La república se rige por leyes de naturaleza panorámica y por códigos ocupados de asuntos específicos en los cuales se garantiza, sin excepción, la igualdad de los ciudadanos. Las diferencias relacionadas con la procedencia social o con la orientación política, las distancias que se puedan imaginar por las profesiones que se ejercen por el prestigio que cada quien adquiera al ejercerlas, están borradas de las regulaciones.

No existe posibilidad de establecer diferencias y distancias entre los miembros de la ciudadanía, aparte de las excepciones y de las distinciones previstas en un aparato legal que encuentra origen en 1811 y al cual se impusieron reformas cuando los reclamos del tiempo las impusieran, siempre sin conceder precedencias o disminuciones de derechos entre los componentes de la sociedad.

Hoy es evidente cómo viola y traiciona la dictadura esos principios cuando impone el llamado carnet de la patria como requisito para la obtención de bienes y servicios a los cuales deben tener acceso las personas por el hecho de formar parte de la comunidad.

Solo los documentos de identidad, o pruebas especiales que se soliciten para trámites en organismos públicos que requieren cierto tipo de especialización, un grado necesario de comprobación de derechos y garantías normadas por las regulaciones, pueden guiar los pasos de las personas en el logro de las obligaciones que con ellas tienen los poderes públicos.

El carnet de la patria ha sido siempre una credencial de identificación con el partido de gobierno, una búsqueda de agrupación de la militancia del PSUV, que se fue deslizando progresivamente al control de la población, en especial de la más necesitada y humilde.

Si ya desde su insólita procedencia significa un atentado contra la igualdad republicana, que ahora se extienda como una obligación general para el acceso a bienes y servicios que, bajo ningún  respecto, deben depender de la alternativa de establecer clasificaciones odiosas e ilegales de los venezolanos, es una demasía escandalosa, un atropello reñido con la decencia.

Jamás se había establecido en Venezuela un sistema de controles como la imposición del carnet de la patria a quienes no lo quieren, a quienes se sienten insultados por el solo hecho de llevarlo en la cartera, es decir, la inmensa mayoría de la población. La dictadura  quiere que sus corrales crezcan. Necesita marcar su ganado, para que deje de ser realengo, como si administrara una hacienda cuyos bienes y semovientes requieren un inventario impuesto por la búsqueda de mayor hegemonía, pero también por la necesidad de evitar que el rebaño busque los horizontes a los cuales invita la situación de miseria y autoritarismo que han impuesto los inventores de la insólita modalidad de taxonomía de los gobernados.

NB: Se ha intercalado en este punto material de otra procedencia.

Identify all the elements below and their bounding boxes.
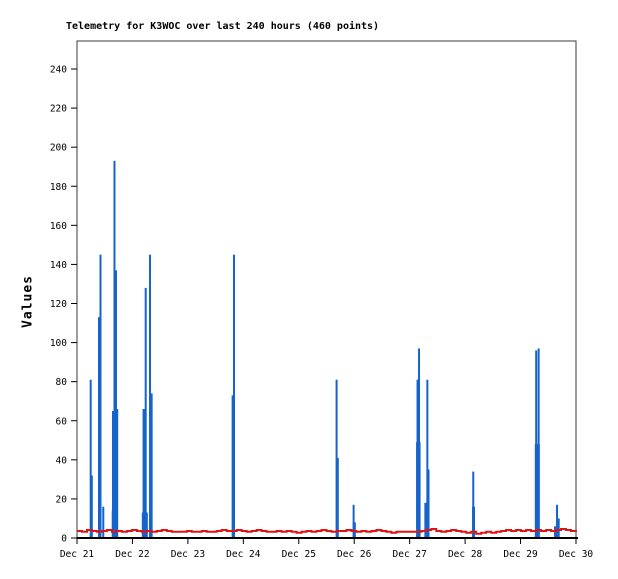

Tal es la explicación de la inadmisible coerción, desde luego, pero también ella se encuentra en la pasividad de quienes aceptan mansamente la nueva casilla en la que deben vivir a la fuerza, la nueva ficha que les imponen para sentir que todavía pueden subsistir como si fueran habitantes normales de la sociedad, como si no les pusieran una alcabala reñida con los principios elementales de la democracia.